Imagine a cylinder of ø150m that you tilt at 5° and then ram into the ground. (Draw the ellipse on a piece of paper.) Take another tilted 5° in the opposite direction such that it overlaps the first by say 30m. Now take 2 more cylinders ø125m tilted at 10° and ram them in similarly opposite each other at 90° to the first two. The shape described by the intersection of the 4 cylinders is the shape of the building. The roof curves at a radius of 250m, from a point 230m below ground and 50m to the right, front to back and at a radius of 80m, from a point 60m below the ground, left to right.

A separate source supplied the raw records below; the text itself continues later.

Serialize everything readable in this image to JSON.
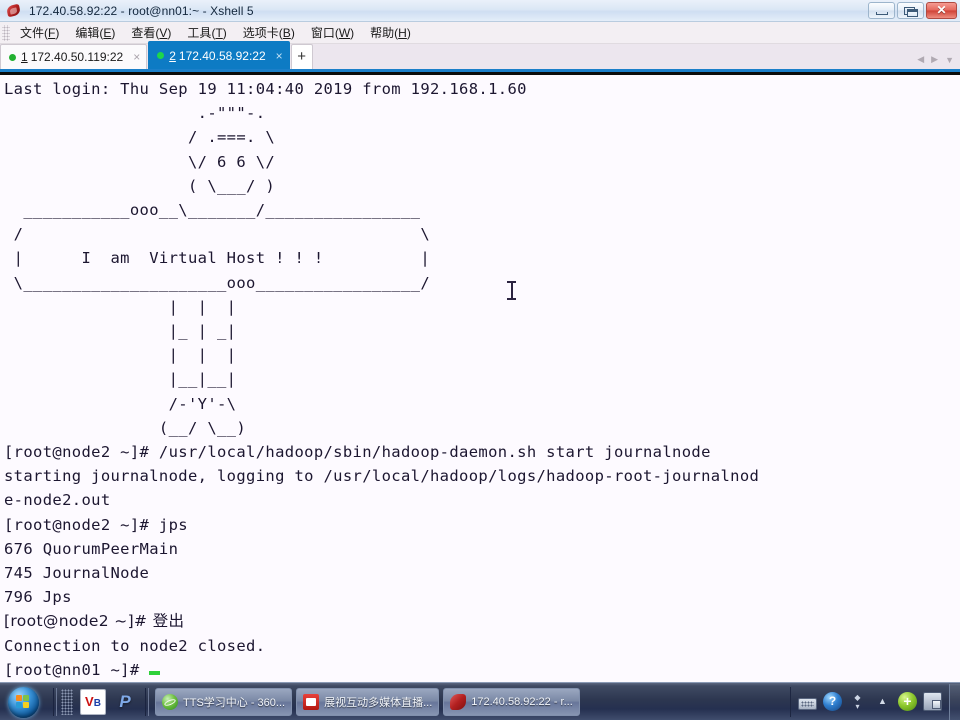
{
  "window": {
    "title": "172.40.58.92:22 - root@nn01:~ - Xshell 5",
    "app_icon": "xshell-icon",
    "controls": {
      "minimize": "minimize-button",
      "restore": "restore-button",
      "close_label": "✕"
    }
  },
  "menubar": {
    "items": [
      {
        "text": "文件",
        "accel": "F"
      },
      {
        "text": "编辑",
        "accel": "E"
      },
      {
        "text": "查看",
        "accel": "V"
      },
      {
        "text": "工具",
        "accel": "T"
      },
      {
        "text": "选项卡",
        "accel": "B"
      },
      {
        "text": "窗口",
        "accel": "W"
      },
      {
        "text": "帮助",
        "accel": "H"
      }
    ]
  },
  "tabs": {
    "items": [
      {
        "num": "1",
        "label": "172.40.50.119:22",
        "active": false,
        "status": "connected",
        "close_label": "×"
      },
      {
        "num": "2",
        "label": "172.40.58.92:22",
        "active": true,
        "status": "connected",
        "close_label": "×"
      }
    ],
    "new_tab_label": "+",
    "nav_prev": "◀",
    "nav_next": "▶",
    "nav_menu": "▼"
  },
  "terminal": {
    "colors": {
      "background": "#fdfaff",
      "foreground": "#1c1630",
      "cursor": "#2fd13a",
      "accent_blue": "#0d7bc4"
    },
    "lines": [
      "Last login: Thu Sep 19 11:04:40 2019 from 192.168.1.60",
      "                    .-\"\"\"-.",
      "                   / .===. \\",
      "                   \\/ 6 6 \\/",
      "                   ( \\___/ )",
      "  ___________ooo__\\_______/________________",
      " /                                         \\",
      " |      I  am  Virtual Host ! ! !          |",
      " \\_____________________ooo_________________/",
      "                 |  |  |",
      "                 |_ | _|",
      "                 |  |  |",
      "                 |__|__|",
      "                 /-'Y'-\\",
      "                (__/ \\__)",
      "",
      "[root@node2 ~]# /usr/local/hadoop/sbin/hadoop-daemon.sh start journalnode",
      "starting journalnode, logging to /usr/local/hadoop/logs/hadoop-root-journalnod",
      "e-node2.out",
      "[root@node2 ~]# jps",
      "676 QuorumPeerMain",
      "745 JournalNode",
      "796 Jps",
      "[root@node2 ~]# 登出",
      "Connection to node2 closed.",
      "[root@nn01 ~]# "
    ],
    "cursor_symbol": "_",
    "mouse_cursor": "i-beam"
  },
  "taskbar": {
    "start_label": "start-orb",
    "quick_launch": [
      {
        "name": "virtualbox-icon",
        "label": "V",
        "sub": "B"
      },
      {
        "name": "pplive-icon",
        "label": "P"
      }
    ],
    "buttons": [
      {
        "icon": "ie-icon",
        "label": "TTS学习中心 - 360..."
      },
      {
        "icon": "tv-icon",
        "label": "展视互动多媒体直播..."
      },
      {
        "icon": "xshell-icon",
        "label": "172.40.58.92:22 - r..."
      }
    ],
    "tray": [
      {
        "name": "keyboard-ime-icon"
      },
      {
        "name": "help-icon",
        "label": "?"
      },
      {
        "name": "tray-overflow-icon",
        "label": "▲"
      },
      {
        "name": "360-safe-icon"
      },
      {
        "name": "network-icon"
      }
    ],
    "show_desktop": "show-desktop-button"
  }
}
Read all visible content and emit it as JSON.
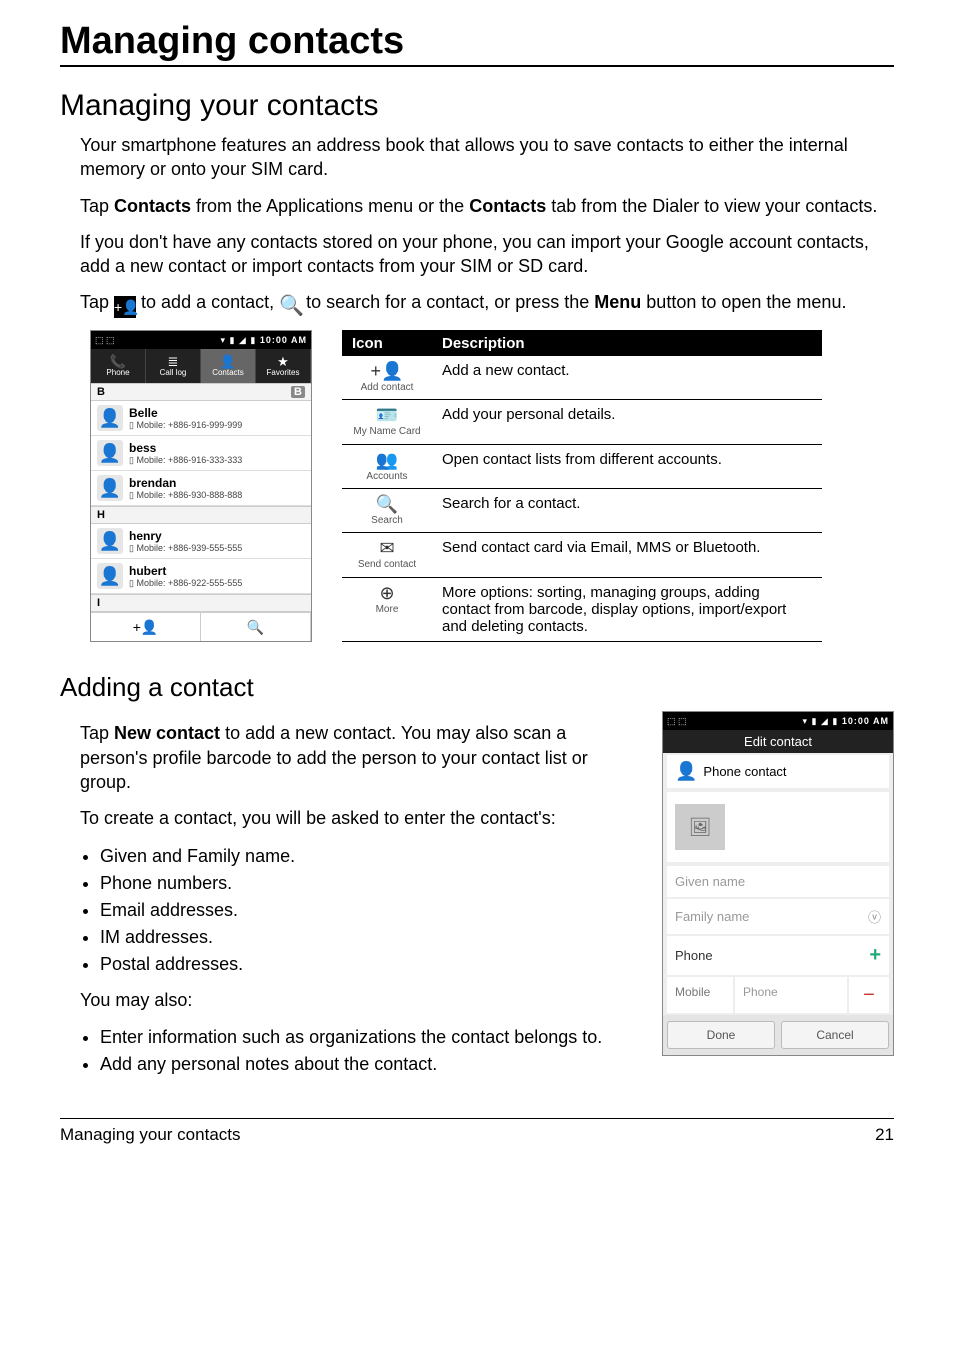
{
  "page": {
    "main_title": "Managing contacts",
    "section_title": "Managing your contacts",
    "sub_title": "Adding a contact",
    "footer_left": "Managing your contacts",
    "footer_right": "21"
  },
  "body": {
    "p1": "Your smartphone features an address book that allows you to save contacts to either the internal memory or onto your SIM card.",
    "p2a": "Tap ",
    "p2b_bold": "Contacts",
    "p2c": " from the Applications menu or the ",
    "p2d_bold": "Contacts",
    "p2e": " tab from the Dialer to view your contacts.",
    "p3": "If you don't have any contacts stored on your phone, you can import your Google account contacts, add a new contact or import contacts from your SIM or SD card.",
    "p4a": "Tap ",
    "p4b": " to add a contact, ",
    "p4c": " to search for a contact, or press the ",
    "p4d_bold": "Menu",
    "p4e": " button to open the menu."
  },
  "status_time": "10:00 AM",
  "contacts_screen": {
    "tabs": [
      "Phone",
      "Call log",
      "Contacts",
      "Favorites"
    ],
    "letter_b": "B",
    "letter_h": "H",
    "letter_i": "I",
    "contacts": [
      {
        "name": "Belle",
        "detail": "Mobile: +886-916-999-999"
      },
      {
        "name": "bess",
        "detail": "Mobile: +886-916-333-333"
      },
      {
        "name": "brendan",
        "detail": "Mobile: +886-930-888-888"
      },
      {
        "name": "henry",
        "detail": "Mobile: +886-939-555-555"
      },
      {
        "name": "hubert",
        "detail": "Mobile: +886-922-555-555"
      }
    ]
  },
  "table": {
    "head_icon": "Icon",
    "head_desc": "Description",
    "rows": [
      {
        "label": "Add contact",
        "desc": "Add a new contact."
      },
      {
        "label": "My Name Card",
        "desc": "Add your personal details."
      },
      {
        "label": "Accounts",
        "desc": "Open contact lists from different accounts."
      },
      {
        "label": "Search",
        "desc": "Search for a contact."
      },
      {
        "label": "Send contact",
        "desc": "Send contact card via Email, MMS or Bluetooth."
      },
      {
        "label": "More",
        "desc": "More options: sorting, managing groups, adding contact from barcode, display options, import/export and deleting contacts."
      }
    ]
  },
  "adding": {
    "p1a": "Tap ",
    "p1b_bold": "New contact",
    "p1c": " to add a new contact. You may also scan a person's profile barcode to add the person to your contact list or group.",
    "p2": "To create a contact, you will be asked to enter the contact's:",
    "bullets1": [
      "Given and Family name.",
      "Phone numbers.",
      "Email addresses.",
      "IM addresses.",
      "Postal addresses."
    ],
    "p3": "You may also:",
    "bullets2": [
      "Enter information such as organizations the contact belongs to.",
      "Add any personal notes about the contact."
    ]
  },
  "edit_screen": {
    "title": "Edit contact",
    "type": "Phone contact",
    "given": "Given name",
    "family": "Family name",
    "phone_label": "Phone",
    "mobile_label": "Mobile",
    "phone_placeholder": "Phone",
    "done": "Done",
    "cancel": "Cancel"
  }
}
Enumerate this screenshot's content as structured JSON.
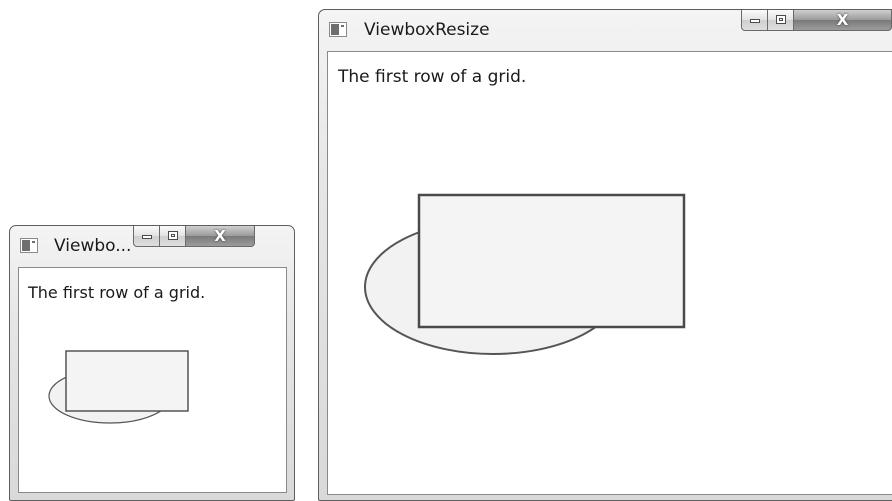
{
  "small_window": {
    "title": "Viewbo...",
    "content_text": "The first row of a grid."
  },
  "large_window": {
    "title": "ViewboxResize",
    "content_text": "The first row of a grid."
  },
  "caption_buttons": {
    "close_label": "X"
  },
  "colors": {
    "shape_fill": "#f2f2f2",
    "shape_stroke": "#4a4a4a",
    "frame": "#e0e0e0"
  },
  "icons": [
    "app-window-icon",
    "minimize-icon",
    "maximize-icon",
    "close-icon"
  ]
}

The capping makes for interesting compound curves - try it! Then add a requirement for all the cladding joints to be truly horizontal, bring in adjacent walls & structure, curtain walling at various angles and then allow the facade to proceed below the adjacent roof to become an internal wall cladding. Not quite what you read when you first look at the photo is it?
For the final twist, this wasn't modelled in 3D CAD. RTS Design produced the building shape and all of the components (including flattening the panels to get the profiles needed to produce truly horizontal joints) using 2D CAD and some good old fashioned trigonometry.